THE VIRGINIAN-PILOT

                         THE VIRGINIAN-PILOT
                 Copyright (c) 1994, Landmark Communications, Inc.

DATE: FRIDAY, June 17, 1994                    TAG: 9406170018 
SECTION: FRONT                     PAGE: A18    EDITION: FINAL  
SOURCE: Short 
DATELINE: 940617                                 LENGTH: 

ANOTHER LOOK AT RACISM

{LEAD} Maurice R. Mosby's letter (June 11) relates instances which he believes justify the assertion that racism still abounds in America. I pose the following questions:

1. Where would one find a white with a list of felonies on his record being awarded $3.8 million by a jury, as happened to Rodney King?

{REST} 2. Do elderly black women in general have to fear entering an elevator or going to other places because white hoodlums may assault them and then listen to excuses from a white leadership that the white hoodlums had been victims of black racism?

3. Where could a lone white congressman could bend a predominantly black Congress to his demands and will as Ron Dellums, a black, did in respect to sanctions against South Africa?
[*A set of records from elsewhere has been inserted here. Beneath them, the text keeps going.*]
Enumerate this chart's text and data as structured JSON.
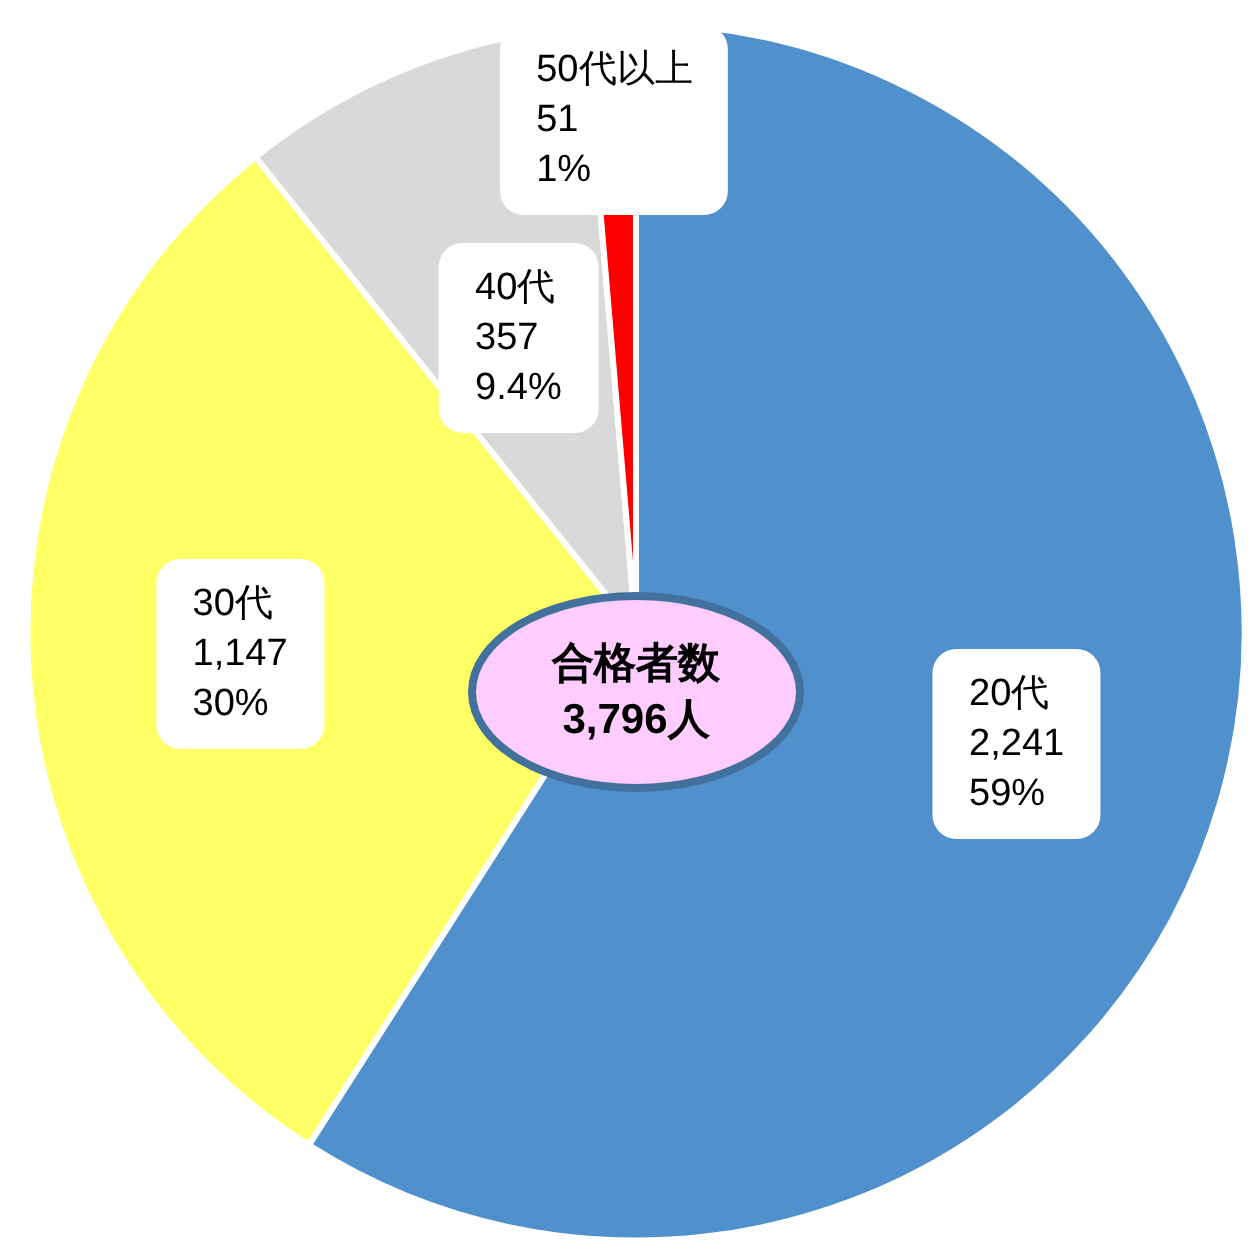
{
  "chart_data": {
    "type": "pie",
    "categories": [
      "20代",
      "30代",
      "40代",
      "50代以上"
    ],
    "values": [
      2241,
      1147,
      357,
      51
    ],
    "value_labels": [
      "2,241\n59%",
      "1,147\n30%",
      "357\n9.4%",
      "51\n1%"
    ],
    "colors": [
      "#5090cd",
      "#ffff66",
      "#d9d9d9",
      "#ff0000"
    ],
    "annotations": [
      "合格者数\n3,796人"
    ],
    "legend": false
  }
}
Or tell me where one white freshman female senator would stand a chance of having a predominantly black U.S. Senate deny a black women's organization renewal of a patent for its logo, as Sen. Carole Moseley-Braun, a black, did to the Daughters of the Confederacy.

Like Bert Wetzel (``Racism? What racism?'' letter, May 29), I, too, have to ask from which direction does this racism and racial elitism originate?

As a white and also as a former Marine, I did not fight in two wars to have special rights given to any group or race at the expense of the rest of this nation, thereby creating a situation of racial elitism.